A Entidade Reguladora dos Serviços Energéticos (ERSE) apresentou, esta quarta-feira a nova proposta de tarifas e preços para a energia elétrica para 2015, onde é apresentado um aumento de 3,3% das tarifas do mercado regulado para os consumidores domésticos a partir de 1 de janeiro. Este aumento representa uma subida de 1,14 euros numa fatura média mensal de 35 euros.

A TVI24 tentou perceber por que aumenta a eletricidade e ficou a saber junto da ERSE que existem dois motivos para que isto aconteça. A  eletricidade aumenta porque «estamos a pagar a dívida do passado» e porque houve um «crescimento moderado de consumidores».

«A dívida tarifária é muito elevada, no valor dos 5 mil milhões de euros, e temos de a pagar», afirmou a assessora deste organismo regulador do setor da energia, Ana Cristina Figueiredo, em declarações à TVI24. A dívida tarifária representa a diferença entre aquilo que os consumidores pagam e o que custa às empresas produzir a eletricidade.

Nos anos anteriores, o pagamento da dívida tarifária foi adiado por decisão do Governo, mas a partir de 2015 tem de voltar a ser pago e, como tal, as tarifas têm de aumentar. Segundo dados da ERSE, o montante a pagar em 2015 ascende a 1333 milhões de euros, ou seja, mais 416 milhões que os 918 milhões pagos o ano passado.
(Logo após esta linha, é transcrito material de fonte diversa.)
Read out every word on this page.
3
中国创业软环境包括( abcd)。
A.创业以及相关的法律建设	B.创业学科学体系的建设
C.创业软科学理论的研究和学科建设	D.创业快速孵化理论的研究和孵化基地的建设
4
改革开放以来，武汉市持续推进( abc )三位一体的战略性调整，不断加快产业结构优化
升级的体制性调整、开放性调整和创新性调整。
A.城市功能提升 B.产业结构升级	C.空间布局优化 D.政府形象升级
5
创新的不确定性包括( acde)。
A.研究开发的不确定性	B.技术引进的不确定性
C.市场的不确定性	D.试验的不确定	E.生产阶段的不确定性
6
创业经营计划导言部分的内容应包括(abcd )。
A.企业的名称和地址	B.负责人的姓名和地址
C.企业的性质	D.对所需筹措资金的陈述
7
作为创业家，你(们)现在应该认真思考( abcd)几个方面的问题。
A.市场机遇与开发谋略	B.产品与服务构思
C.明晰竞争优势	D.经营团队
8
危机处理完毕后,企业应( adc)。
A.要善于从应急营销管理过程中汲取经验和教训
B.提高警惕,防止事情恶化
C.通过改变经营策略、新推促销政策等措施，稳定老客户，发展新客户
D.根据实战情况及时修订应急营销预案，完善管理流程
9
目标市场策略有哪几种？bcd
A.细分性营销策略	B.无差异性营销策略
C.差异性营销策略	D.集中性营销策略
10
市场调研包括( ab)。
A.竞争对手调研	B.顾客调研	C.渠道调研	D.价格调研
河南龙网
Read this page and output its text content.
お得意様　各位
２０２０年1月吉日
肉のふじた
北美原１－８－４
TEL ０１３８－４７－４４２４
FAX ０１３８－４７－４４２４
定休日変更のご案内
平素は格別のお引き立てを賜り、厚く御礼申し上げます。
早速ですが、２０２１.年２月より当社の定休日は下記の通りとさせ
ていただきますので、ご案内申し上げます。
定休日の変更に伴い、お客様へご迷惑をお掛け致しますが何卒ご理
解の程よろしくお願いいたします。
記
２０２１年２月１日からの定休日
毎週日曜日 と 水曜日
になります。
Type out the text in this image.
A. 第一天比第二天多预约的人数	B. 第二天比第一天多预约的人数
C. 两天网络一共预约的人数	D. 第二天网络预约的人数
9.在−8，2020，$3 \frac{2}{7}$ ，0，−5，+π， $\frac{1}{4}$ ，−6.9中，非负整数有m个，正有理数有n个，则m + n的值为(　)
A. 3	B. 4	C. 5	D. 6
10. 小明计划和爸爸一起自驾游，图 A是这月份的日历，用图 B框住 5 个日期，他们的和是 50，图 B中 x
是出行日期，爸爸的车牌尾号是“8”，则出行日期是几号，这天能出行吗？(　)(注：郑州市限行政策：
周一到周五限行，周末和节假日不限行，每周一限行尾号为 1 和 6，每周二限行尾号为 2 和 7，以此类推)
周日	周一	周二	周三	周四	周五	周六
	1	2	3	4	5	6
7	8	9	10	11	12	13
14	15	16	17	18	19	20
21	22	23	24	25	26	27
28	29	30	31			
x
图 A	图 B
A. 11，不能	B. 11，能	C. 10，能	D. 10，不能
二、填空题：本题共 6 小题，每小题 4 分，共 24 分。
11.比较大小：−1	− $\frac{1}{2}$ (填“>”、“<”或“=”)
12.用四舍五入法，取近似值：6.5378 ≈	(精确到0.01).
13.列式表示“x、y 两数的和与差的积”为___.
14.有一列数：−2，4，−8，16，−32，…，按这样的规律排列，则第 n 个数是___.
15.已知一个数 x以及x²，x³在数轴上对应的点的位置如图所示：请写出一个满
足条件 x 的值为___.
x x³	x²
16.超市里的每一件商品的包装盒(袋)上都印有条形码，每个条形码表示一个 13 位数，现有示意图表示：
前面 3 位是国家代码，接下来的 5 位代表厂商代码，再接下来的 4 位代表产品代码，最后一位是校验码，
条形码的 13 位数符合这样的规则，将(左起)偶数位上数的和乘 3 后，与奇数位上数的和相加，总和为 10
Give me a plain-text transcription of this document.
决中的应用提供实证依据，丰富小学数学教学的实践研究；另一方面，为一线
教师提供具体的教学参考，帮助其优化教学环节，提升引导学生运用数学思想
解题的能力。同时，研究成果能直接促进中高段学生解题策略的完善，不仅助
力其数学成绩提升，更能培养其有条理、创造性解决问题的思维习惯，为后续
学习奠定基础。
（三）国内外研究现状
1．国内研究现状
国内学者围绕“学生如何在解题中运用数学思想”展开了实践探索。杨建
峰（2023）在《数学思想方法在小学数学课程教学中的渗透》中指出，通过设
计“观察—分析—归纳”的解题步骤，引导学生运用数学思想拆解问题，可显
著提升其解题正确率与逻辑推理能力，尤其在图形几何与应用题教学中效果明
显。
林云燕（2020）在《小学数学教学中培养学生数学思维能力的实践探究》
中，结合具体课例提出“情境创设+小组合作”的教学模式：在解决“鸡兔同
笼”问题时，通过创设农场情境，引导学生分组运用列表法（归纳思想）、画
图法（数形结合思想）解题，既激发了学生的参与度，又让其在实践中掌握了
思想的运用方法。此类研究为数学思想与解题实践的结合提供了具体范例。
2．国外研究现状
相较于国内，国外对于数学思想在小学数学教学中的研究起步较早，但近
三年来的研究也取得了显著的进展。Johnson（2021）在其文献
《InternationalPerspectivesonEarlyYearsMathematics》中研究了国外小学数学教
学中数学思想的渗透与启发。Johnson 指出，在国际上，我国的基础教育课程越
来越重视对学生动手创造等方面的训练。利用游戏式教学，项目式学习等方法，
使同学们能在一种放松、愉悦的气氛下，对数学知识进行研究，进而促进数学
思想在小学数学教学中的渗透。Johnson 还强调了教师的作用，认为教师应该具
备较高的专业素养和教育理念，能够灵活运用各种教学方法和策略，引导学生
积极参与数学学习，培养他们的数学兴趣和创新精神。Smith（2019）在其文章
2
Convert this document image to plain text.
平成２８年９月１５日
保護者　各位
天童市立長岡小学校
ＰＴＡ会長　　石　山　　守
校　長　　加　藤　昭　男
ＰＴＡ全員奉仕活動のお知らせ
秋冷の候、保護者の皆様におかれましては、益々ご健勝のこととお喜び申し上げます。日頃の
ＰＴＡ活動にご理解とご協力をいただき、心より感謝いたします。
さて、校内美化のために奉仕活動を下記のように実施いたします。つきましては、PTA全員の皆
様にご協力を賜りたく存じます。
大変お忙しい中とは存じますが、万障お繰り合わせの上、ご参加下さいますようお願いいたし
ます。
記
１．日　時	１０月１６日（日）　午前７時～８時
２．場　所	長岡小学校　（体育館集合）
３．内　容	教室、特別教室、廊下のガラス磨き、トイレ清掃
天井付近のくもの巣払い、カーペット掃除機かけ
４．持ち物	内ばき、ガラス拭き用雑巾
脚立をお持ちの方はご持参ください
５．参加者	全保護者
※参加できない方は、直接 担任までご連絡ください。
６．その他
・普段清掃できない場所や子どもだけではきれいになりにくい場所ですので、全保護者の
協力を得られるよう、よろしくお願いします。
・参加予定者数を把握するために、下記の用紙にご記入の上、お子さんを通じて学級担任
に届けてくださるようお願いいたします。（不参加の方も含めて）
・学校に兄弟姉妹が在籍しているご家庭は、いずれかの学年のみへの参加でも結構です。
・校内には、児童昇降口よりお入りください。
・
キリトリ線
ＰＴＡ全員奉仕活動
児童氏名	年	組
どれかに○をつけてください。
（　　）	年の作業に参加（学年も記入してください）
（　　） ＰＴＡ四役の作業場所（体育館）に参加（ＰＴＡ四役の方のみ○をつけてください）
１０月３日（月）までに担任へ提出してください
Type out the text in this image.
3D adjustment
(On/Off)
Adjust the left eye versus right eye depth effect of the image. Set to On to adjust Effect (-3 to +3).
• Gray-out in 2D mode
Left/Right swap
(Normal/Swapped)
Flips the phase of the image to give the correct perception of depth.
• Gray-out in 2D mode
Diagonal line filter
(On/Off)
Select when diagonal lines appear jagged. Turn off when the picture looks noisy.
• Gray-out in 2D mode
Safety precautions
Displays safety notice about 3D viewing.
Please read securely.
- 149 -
A essa diferença junta-se o défice gerado em 2008 aquando o aumento «brutal do petróleo». Segundo a ERSE, o défice aconteceu «porque não se podia repercutir o aumento na tarifa da eletricidade» - barril chegou a atingir os 147.25 dólares (115.65 euros). Caso se tivesse aplicado o aumento correspondente, a tarifa da eletricidade teria aumentado 40%, o que significava um aumento de 18,60 euros numa fatura média mensal de 46,50 euros.

Para que esse «aumento brutal» não acontecesse, a ERSE decidiu fazer um «aumento controlado da tarifa de eletricidade e gerar défice» (ao qual acrescem os juros).

O «crescimento moderado de consumidores de energia elétrica» agrava ainda mais esta situação uma vez que, segundo a ERSE, «o consumo tem vindo a descer» e tudo tem de ser pago.

«Imagine um condomínio no valor de 2500 euros. Se no prédio existirem 100 moradores, cada um paga 25 euros, mas se existirem apenas 50, cada um irá pagar 50 euros. Aqui é igual. Quantos mais consumidores menos custos para cada um, mas o consumo tem vindo a descer», afirmou Ana Cristina Figueiredo.

De acordo com o comunicado da ERSE, «este cenário moderado de crescimento da procura não favorece a diluição dos custos das atividades reguladas, nomeadamente os que apresentam um maior crescimento como é o caso da tarifa de Uso Global do Sistema, que recupera a maior parte dos Custos de Interesse Económico Geral (CIEG)».

Resumindo, há uma dívida «brutal» para pagar e a opção dos consumidores por distribuidores do mercado livre tem feito com que cada vez haja menos portugueses a pagar o défice.

Maior aumento desde 2012

A proposta de aumento de 3.3% da tarifa da eletricidade para 2015 reproduz o maior aumento desde 2012, ano em que a tarifa aumentou 4%, o que representou um aumento de 1,86€ numa fatura de 46,50 euros.

O aumento da energia desde 2011 tem rondado os 3%. Em janeiro de 2011, os consumidores viram a fatura da eletricidade aumentar 3,8%, num valor de 1,77€ para uma fatura média mensal de 46,50 euros. 

Em janeiro de 2013 e 2014, o aumento foi mais baixo: 2,8%. Os consumidores sentiram o peso do aumento, ao verem a fatura aumentar em 1,24€ por cada 46,50 euros de luz.

Após o parecer do Conselho Tarifário, o Conselho de Administração aprova, até 15 de dezembro, as tarifas e preços para a energia elétrica.